First-principles investigations on the adsorption and diffusion of carbon atoms on the surface and in the subsurface of Co (111) related to the growth of graphene

Abstract

The adsorption and diffusion of carbon atoms on the surface of a catalyst are key steps in the chemical vapor deposition of carbon nanomaterials. Using first-principles density functional theory, the adsorption and diffusion of carbon atoms on the surface and in the subsurface of Co (111) have been systematically investigated to identify the catalyzed growth of graphene on Co (111). In view of the maximization of the adsorption energy, the hexagonal close-packed site and the octahedral site are the most stable sites for carbon atoms on the surface and in the subsurface of Co (111), respectively.
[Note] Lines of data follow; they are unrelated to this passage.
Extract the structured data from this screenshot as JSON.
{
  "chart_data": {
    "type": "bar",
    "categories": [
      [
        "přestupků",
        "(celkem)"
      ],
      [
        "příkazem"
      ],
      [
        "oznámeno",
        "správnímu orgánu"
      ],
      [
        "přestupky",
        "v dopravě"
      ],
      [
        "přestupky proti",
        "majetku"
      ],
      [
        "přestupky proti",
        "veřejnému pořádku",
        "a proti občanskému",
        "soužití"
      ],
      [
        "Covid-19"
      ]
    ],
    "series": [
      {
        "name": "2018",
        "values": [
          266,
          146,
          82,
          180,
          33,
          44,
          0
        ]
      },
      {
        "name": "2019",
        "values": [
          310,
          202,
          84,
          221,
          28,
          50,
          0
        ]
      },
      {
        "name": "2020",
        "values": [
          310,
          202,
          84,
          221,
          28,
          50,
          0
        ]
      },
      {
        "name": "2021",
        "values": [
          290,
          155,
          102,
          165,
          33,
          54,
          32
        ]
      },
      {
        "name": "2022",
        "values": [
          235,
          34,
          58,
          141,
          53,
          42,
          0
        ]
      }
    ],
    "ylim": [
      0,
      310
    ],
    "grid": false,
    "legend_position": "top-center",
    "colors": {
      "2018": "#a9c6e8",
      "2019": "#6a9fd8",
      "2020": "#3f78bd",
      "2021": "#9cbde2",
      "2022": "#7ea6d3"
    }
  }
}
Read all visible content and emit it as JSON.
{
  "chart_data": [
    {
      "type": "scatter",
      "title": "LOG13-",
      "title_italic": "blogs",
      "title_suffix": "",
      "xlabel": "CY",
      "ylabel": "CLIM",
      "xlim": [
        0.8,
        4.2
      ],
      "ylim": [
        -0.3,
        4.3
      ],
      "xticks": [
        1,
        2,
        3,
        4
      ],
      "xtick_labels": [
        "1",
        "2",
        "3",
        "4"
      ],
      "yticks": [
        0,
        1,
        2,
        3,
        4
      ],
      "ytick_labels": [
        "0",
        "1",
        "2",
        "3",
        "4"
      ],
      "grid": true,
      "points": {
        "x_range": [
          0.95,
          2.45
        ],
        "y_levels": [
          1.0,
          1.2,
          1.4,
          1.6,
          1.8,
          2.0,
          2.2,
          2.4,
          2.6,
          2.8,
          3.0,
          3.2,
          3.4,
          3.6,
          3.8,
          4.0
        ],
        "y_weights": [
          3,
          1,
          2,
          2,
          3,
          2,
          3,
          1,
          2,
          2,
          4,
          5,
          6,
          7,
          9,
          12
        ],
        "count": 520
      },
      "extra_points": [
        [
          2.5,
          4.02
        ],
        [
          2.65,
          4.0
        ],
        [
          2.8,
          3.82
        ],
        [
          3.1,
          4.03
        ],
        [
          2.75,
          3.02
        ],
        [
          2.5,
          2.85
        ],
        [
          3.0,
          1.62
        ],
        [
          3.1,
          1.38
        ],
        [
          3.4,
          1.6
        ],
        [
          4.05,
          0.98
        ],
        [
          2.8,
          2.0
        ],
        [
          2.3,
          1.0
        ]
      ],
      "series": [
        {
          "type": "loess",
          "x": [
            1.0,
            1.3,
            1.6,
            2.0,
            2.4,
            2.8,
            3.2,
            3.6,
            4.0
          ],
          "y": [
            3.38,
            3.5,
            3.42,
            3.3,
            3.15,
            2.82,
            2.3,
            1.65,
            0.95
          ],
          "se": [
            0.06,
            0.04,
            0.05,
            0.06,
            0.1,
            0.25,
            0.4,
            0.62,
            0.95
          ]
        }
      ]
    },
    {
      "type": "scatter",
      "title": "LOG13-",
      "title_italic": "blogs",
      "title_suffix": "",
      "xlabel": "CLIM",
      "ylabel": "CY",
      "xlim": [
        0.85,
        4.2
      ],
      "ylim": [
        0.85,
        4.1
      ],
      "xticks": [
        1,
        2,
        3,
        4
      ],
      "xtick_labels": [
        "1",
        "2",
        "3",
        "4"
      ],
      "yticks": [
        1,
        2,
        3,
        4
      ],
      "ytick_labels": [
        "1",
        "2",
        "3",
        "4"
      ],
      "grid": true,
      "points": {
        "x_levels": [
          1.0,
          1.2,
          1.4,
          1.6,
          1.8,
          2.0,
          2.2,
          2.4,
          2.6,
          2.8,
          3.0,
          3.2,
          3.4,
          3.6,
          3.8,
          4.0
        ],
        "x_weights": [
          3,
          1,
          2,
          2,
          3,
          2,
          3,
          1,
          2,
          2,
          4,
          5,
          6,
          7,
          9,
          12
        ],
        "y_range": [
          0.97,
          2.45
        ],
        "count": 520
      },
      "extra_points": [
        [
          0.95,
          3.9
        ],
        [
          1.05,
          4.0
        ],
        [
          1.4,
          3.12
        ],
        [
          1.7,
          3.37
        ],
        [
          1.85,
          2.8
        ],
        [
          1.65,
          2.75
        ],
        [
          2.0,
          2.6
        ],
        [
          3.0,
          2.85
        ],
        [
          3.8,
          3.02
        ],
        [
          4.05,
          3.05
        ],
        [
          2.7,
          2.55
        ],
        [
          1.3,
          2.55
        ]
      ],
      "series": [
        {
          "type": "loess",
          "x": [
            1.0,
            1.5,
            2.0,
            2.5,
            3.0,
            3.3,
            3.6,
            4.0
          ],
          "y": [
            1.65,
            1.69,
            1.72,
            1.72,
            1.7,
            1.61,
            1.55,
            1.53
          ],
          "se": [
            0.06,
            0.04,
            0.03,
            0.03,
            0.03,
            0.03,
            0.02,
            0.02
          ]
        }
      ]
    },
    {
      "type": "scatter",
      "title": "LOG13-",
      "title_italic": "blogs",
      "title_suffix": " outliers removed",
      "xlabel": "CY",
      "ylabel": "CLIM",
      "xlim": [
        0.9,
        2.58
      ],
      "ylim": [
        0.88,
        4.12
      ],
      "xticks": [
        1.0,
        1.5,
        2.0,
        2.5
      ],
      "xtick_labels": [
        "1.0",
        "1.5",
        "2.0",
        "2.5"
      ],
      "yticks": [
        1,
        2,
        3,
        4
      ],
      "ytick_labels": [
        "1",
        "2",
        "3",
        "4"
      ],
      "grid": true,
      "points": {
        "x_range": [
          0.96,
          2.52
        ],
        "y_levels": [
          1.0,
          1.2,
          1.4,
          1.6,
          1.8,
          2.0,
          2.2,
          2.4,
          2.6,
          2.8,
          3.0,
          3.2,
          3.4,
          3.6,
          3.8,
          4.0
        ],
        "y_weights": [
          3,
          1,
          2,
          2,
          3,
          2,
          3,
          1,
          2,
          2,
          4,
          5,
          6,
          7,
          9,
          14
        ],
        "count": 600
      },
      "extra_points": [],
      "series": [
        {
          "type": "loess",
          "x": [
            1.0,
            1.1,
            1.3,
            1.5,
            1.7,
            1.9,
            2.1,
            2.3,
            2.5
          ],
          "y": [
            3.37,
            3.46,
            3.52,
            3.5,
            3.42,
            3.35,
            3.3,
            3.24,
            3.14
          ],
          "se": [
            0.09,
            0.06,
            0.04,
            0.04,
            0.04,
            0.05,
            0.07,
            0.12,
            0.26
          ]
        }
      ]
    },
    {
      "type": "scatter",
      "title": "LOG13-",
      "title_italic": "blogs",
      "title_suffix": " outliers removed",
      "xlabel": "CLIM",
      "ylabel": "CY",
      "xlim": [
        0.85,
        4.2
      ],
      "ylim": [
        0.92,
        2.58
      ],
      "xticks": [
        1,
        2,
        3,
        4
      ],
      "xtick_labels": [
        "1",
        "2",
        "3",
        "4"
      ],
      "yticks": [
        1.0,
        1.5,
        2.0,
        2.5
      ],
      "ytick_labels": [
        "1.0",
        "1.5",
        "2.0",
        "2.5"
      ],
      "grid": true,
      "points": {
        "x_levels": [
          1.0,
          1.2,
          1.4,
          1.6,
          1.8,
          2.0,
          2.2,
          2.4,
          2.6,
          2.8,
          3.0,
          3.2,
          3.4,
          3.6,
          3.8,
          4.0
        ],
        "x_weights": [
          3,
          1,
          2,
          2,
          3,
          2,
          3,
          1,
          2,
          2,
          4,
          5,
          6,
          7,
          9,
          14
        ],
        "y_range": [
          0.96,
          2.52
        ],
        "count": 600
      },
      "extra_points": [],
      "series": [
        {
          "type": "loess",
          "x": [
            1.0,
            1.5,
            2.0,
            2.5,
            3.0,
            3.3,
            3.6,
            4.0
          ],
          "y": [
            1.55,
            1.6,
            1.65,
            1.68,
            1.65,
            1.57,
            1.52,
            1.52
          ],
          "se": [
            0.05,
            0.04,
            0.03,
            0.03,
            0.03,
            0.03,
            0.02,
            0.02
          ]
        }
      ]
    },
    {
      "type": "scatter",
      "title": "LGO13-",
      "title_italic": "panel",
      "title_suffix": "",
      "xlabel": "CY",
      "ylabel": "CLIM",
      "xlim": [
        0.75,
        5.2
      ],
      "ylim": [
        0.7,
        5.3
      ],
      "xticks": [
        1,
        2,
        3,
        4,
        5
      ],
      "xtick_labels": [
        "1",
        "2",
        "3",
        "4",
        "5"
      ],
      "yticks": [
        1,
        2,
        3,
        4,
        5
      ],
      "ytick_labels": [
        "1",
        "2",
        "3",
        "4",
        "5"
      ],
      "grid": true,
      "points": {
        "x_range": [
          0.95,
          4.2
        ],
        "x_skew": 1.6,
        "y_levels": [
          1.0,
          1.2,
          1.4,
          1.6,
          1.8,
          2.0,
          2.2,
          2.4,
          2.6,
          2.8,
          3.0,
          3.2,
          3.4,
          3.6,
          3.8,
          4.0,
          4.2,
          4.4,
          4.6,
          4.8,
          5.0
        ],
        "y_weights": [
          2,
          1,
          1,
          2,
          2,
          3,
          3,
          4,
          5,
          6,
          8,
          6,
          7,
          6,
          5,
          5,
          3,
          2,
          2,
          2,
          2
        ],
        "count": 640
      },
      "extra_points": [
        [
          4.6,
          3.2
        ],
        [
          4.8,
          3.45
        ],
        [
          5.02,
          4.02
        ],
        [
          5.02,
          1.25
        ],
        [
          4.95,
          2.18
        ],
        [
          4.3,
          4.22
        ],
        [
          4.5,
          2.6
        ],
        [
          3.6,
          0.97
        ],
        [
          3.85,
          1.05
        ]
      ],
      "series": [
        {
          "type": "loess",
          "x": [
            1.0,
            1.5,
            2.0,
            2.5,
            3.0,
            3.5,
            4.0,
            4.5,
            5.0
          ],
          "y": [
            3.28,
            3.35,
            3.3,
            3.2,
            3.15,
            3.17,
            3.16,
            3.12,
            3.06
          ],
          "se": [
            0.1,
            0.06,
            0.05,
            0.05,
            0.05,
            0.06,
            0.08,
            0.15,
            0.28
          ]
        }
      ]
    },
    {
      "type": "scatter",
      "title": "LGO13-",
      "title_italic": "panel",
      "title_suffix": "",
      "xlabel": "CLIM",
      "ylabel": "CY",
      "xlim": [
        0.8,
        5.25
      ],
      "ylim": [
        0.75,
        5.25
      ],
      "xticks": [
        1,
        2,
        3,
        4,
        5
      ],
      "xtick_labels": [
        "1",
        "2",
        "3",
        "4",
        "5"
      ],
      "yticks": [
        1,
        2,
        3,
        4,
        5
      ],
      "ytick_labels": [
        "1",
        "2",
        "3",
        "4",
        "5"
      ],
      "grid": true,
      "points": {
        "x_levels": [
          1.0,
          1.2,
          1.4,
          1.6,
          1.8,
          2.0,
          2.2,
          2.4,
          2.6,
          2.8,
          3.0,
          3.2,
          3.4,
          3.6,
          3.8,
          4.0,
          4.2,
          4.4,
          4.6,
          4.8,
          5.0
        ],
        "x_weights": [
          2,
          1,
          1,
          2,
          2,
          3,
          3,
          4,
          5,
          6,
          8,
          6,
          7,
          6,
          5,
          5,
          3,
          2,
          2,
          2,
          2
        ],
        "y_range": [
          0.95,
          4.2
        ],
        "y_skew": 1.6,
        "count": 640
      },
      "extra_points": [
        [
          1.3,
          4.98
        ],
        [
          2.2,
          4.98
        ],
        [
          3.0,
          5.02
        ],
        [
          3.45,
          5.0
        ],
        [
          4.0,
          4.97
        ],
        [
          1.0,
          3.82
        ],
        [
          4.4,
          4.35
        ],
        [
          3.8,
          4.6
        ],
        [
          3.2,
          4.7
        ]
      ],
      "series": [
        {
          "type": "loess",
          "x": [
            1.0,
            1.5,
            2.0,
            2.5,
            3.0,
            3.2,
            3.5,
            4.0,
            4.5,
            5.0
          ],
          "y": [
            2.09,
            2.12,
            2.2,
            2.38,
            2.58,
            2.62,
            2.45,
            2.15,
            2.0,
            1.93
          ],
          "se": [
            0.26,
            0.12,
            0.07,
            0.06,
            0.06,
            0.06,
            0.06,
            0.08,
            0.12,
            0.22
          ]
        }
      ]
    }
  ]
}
Furthermore, to reveal the rate-determining step of the growth of graphene, the energy barriers for the diffusion of carbon atoms on the surface of Co (111) and from the subsurface to the surface have been obtained. The Co (111) surface has the highest mobility for carbon atoms due to the lower diffusion energy barrier, and the vertical diffusion of carbon atoms from the subsurface to the surface is relatively difficult due to the higher diffusion energy barrier. The results may be related to the growth of graphene on Co (111) and we come to the conclusion that the direct surface growth should be the predominant way for the synthesis of graphene on Co (111).